Serapeum llama.cpp Provider

Local GGUF model inference for the Serapeum LLM framework

The serapeum-llama-cpp package runs quantised GGUF models locally using the llama-cpp-python backend. It provides:

  • Completion & Chat: Sync and async text generation with streaming
  • Multiple Model Sources: Load from a local path, direct URL, or HuggingFace Hub
  • Prompt Formatters: Ready-made formatters for Llama 2/Mistral and Llama 3 Instruct
  • GPU Offloading: Configurable layer offloading via n_gpu_layers
  • Thread Safety: Per-instance locking for concurrent inference
  • Model Caching: Shared WeakValueDictionary cache avoids duplicate loads

This adapter implements the serapeum.core.llms.LLM completion interface with CompletionToChatMixin, making it compatible with all Serapeum orchestrators and tools.

Installation

From Source

cd libs/providers/llama-cpp
uv sync --active

From PyPI (when published)

pip install serapeum-llama-cpp

Prerequisites

Before running the examples you need a GGUF model file.
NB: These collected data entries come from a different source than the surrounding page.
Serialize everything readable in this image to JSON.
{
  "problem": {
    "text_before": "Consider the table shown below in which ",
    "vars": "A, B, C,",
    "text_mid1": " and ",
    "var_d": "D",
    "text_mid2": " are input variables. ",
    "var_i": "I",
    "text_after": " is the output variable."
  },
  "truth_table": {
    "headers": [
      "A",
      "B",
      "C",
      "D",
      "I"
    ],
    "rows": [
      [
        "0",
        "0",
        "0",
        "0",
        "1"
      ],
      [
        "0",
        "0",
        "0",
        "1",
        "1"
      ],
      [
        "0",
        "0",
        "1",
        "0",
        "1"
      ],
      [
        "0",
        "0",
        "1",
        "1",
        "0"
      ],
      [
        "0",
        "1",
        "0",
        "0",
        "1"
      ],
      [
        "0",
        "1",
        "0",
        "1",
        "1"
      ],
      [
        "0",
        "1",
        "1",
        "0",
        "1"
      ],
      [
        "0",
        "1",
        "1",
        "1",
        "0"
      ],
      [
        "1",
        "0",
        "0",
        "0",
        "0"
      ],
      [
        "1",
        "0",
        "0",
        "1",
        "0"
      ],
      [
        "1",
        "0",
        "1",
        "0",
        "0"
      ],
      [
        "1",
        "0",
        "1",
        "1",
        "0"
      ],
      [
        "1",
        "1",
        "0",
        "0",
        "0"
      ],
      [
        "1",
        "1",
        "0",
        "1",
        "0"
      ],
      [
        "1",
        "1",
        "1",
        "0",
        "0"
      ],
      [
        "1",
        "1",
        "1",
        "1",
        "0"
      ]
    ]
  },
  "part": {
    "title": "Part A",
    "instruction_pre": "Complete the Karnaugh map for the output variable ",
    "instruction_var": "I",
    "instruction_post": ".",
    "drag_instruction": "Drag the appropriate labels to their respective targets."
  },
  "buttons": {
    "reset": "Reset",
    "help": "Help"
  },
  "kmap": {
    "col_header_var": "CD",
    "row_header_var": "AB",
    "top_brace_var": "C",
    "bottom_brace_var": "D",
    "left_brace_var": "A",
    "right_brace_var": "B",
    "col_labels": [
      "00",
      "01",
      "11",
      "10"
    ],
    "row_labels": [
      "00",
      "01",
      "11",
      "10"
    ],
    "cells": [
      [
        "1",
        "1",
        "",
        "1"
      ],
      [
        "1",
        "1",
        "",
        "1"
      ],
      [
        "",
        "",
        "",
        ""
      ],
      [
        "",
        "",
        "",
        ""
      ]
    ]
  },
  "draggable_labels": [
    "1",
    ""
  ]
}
For a quick test you can download the tiny stories260K model (~500 KB):

# Download the model
curl -L -o stories260K.gguf \
  https://huggingface.co/ggml-org/models/resolve/main/tinyllamas/stories260K.gguf

or just copy and paste the URL into your browser, and the download will start.

Set the LLAMA_MODEL_PATH environment variable to the downloaded file:

export LLAMA_MODEL_PATH="/path/to/stories260K.gguf"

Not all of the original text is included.